Michel Lopez is an associate professor at the University of Montpellier 2. He received his Ph.D. in mixed siliciclastic-carbonate platforms in 1992. Since 1994, he has focused on passive margin deep-sea fans and outcrop analogs. He spent four years (1995–1999) with Total-Fina-Elf developing turbidite understanding and reservoir prediction in deep-sea fans.
Bruno Savoye is a researcher in marine sedimentology at Ifremer in Brest. He graduated as a geology engineer in 1982 (ENSG, Nancy) and obtained a geophysics engineering diploma in 1983 (IFP). He specializes in submarine avalanches and deep turbidite systems. He is currently the head of the ZaAngo project and head of the sedimentary environments laboratory at Ifremer.
Frances-Lucie Spy-Anderson received a PhD in geology from the University of Lyon, France. She joined Elf Aquitaine Exploration Production in 1982 and is currently a senior exploration geologist in Total-Fina-Elf New Business Department in Paris.

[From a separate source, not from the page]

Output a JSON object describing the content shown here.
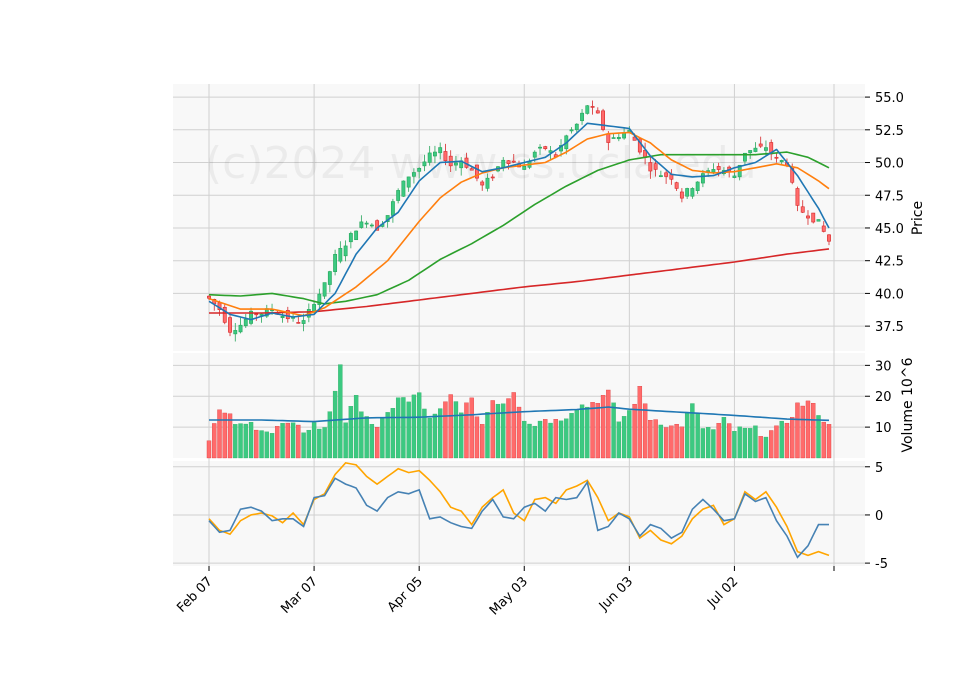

This paper is a contribution to the ZaAngo program, sponsored by Total-Fina-Elf and Ifremer. We thank Total-Fina-Elf for granting their permission to publish the results and selected seismic sections. Acquisition of bathymetric and seismic data used in this work was made possible thanks to the seismic and EM12D technical team of Genavir and the captain and crew members of the R/V l'Atalante, on board which the ZaAngo 1 and 2 surveys were conducted. Data processing was realized by the following: B. Loubrieu, A. Normand, and B. Gueguen (EM12D bathymetric data), E. Le Drezen and P. Pelleau (EM12D acoustic imagery), J. P. Le Formal, H. Nouz, and L. Petit de la Villon (seismic data), all from Ifremer. We would also like to thank G. D. Karner, D. J. W. Piper, and J. Stainforth for reviewing this paper.
Multichannel seismic data newly acquired during two ZaAngo surveys now provide an almost complete view of the Quaternary architecture of the Zaire Fan. Extending laterally from the southern Gabon margin to the Angola margin and longitudinally more than 800 km, the overall fan consists of three main individual fans that were deposited successively as overlapping depocenters. The individual fans are composed of channel/levee systems exhibiting similar seismic facies, external configurations, and organization to those described in other large mud-rich systems (e.g., the Amazon Fan). In particular, high-amplitude reflection units with a high oil-reservoir potential are recognized almost systematically as a basal sole for channel/levee systems. They possibly include true high-amplitude reflection packets related to avulsion processes below the avulsion points and coarse-grained basal levees related to the initial stages of levee aggradation subsequent to the avulsion. Correlations with Ocean Drilling Program Leg 175 Site 1077 indicate that the studied part of the Zaire Fan began to build in the late Pleistocene (780 ka). During the upper Quaternary, a great number of channel/levee systems (more than 80) were developed, possibly explained either by its permanent activity even during high sea level conditions or by the low Zaire River inputs. The frequent occurrence of channel entrenchment of either old or recent channels is another characteristic specific to the fan. Overdeepening of channels is probably partly caused by regressive erosion inside the parent channel in response to an avulsion and also in part because of other causes that are not fully understood.